Lo invadió un súbito ataque de tos, y el arma  fue a dar contra el piso de tierra. El militar se apresuró rápidamente a recogerla, pero un nuevo acceso de tos lo obligó a desistir y tuvo que sentarse  al borde de su catre. El joven levantó su espada, y le  alcanzó  la taza de café al jefe, que le agradeció con un gesto de su cabeza. Pasaron algunos segundos en silencio. Y finalmente, algo recompuesto, el General le preguntó “¿Y con eso ha estado peleando todos estos años?”. El joven quedó algo confundido, esperaba que el militar le elogiara su querida compañera de cientos de combates. No atinó a responder nada. El militar comprendió que había herido el orgullo de soldado del joven, y rápidamente agregó para suavizar sus dichos “Es un arma muy noble, propia de un caballero, de un hidalgo… Pero si me permite, algo antigua para estas lides; no lo cree?”. El joven envainó su espada con pesar. Mirando a sus botas, repletas de agujeros y cubiertas de polvo, finalmente sentenció “Es la única espada que teníamos los Aráoz, y la mejor arma con la que contaba para luchar cuando me enlisté. Nunca me ha fallado”. El General lo observó con detenimiento. Luego se puso de pie, con gran  esfuerzo, y caminó hasta su escritorio. Tomó su sable toledano, forjado al estilo de los modernos y filosos cuchillos curvos que tanto éxito habían tenido entre los húsares de Joaquín Murat en su campaña en Egipto. Su empuñadura era sencilla, y la cazoleta era del tipo prusiano. Se lo extendió al joven oficial, quien lo recibió totalmente desconcertado. “Bueno, quiero que me diga qué diferencia le encuentra con su espada” le espetó el militar, mientras volvía a sentarse en su catre. El Capitán de las guerrillas tucumanas extrajo la hoja reluciente de su vaina, y pudo apreciar lo liviano y ágil que se movía este sable corvo en su diestra. “Es otra cosa verdad?”-comentó el General – “Ese sable es el que yo utilicé en España, y el que recientemente me acompañó en la carga de San Lorenzo”.

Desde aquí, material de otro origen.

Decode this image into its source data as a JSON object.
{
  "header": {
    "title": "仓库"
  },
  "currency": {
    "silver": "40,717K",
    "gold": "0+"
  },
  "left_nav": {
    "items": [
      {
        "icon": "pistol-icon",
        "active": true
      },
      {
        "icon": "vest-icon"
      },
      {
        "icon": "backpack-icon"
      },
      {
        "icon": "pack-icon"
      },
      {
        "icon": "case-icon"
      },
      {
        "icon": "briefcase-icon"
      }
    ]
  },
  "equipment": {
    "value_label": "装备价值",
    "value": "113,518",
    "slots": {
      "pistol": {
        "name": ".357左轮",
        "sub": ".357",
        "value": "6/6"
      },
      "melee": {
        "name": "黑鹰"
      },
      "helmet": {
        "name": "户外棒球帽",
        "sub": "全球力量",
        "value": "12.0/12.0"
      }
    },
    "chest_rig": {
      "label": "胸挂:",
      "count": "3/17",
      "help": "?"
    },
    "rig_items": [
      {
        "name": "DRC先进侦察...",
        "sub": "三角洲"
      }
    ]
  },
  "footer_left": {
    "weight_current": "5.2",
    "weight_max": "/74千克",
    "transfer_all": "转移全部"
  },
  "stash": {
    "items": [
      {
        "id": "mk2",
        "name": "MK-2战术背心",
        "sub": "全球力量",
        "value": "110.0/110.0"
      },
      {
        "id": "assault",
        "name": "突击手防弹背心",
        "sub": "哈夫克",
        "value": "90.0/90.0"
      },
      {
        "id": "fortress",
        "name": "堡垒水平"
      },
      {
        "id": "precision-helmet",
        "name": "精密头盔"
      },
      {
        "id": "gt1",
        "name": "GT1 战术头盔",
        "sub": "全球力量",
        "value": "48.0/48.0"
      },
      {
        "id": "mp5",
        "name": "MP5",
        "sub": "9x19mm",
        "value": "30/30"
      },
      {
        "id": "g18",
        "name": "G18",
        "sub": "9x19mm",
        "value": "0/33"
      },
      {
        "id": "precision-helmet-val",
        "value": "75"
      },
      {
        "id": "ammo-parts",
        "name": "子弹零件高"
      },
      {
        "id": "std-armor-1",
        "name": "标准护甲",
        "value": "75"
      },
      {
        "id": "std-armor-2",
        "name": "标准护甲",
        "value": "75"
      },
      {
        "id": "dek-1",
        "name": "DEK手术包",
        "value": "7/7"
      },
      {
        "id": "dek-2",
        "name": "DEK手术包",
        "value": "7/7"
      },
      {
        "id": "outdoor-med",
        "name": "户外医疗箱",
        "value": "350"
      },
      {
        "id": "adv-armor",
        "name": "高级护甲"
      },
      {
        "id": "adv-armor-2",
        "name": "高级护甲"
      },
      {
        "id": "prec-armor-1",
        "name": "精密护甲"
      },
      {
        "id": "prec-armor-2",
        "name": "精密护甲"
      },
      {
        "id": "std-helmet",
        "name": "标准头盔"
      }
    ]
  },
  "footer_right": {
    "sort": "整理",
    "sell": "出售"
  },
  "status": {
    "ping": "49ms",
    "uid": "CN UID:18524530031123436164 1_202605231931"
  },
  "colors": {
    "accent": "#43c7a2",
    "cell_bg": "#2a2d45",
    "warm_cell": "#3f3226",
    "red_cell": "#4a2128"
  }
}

El joven comprendió claramente el abismo tecnológico que se abría entre la pesada y larga espada que colgaba en ese momento de su cinto, y este sable que ahora sostenía. “Estoy realmente impresionado” dijo por fin, e  hizo el ademán de devolvérselo. “Nada de eso. Yo mañana me voy para Córdoba, y no sé cuándo podré reincorporarme al servicio activo. Posiblemente de la capital manden a otra persona a hacerse cargo de La Ciudadela… Es hora de que Usted tenga un arma moderna para seguir con esta guerra, joven. Quédeselo, y haga valer este obsequio. Espero que lo pueda usar dentro de poco…”. El tucumano volvió a admirar la reluciente  curvatura, ideal para las cargas a caballo. Estaba por decir algunas palabras de agradecimiento, cuando el militar le hizo gesto con la mano para que se fuese. El líder de los granaderos tenía realmente un temperamento complejo, distante y frío, pero al mismo tiempo capaz de gestos de desapego como el que acaba de realizar. El joven oficial lo saludó con una venia y se marchó a grandes zancadas. Desde afuera pudo escuchar cómo nuevamente la tos arremetía contra la los pulmones del General. Mientras caminaba despacio por entre las tiendas, observando su nuevo sable, pudo percibir el desconcierto y asombro de cuánto granadero y soldado del regimiento pasaban a su lado. Todos conocían perfectamente las marcas de la empuñadura de ese sable. Esa misma tarde, el joven Capitán cabalgó hasta la casa de su tío para devolverle su espada y hacer alarde del regalo que acababa de recibir. Desde entonces siempre pudo contar con el auxilio de esa pieza magistral de artesanía toledana. Al  cabalgar, con  la vaina metálica colgando de su cinto; pero  sobre todo en esos  momentos críticos donde debía  enfrentarse al peligro, cuando extraía con la velocidad del rayo esa resplandeciente hoja plateada; se sentía  un poco como el heredero del Vencedor de San Lorenzo.

Dedicado al General Gregorio Aráoz de Lamadrid (1795-1857).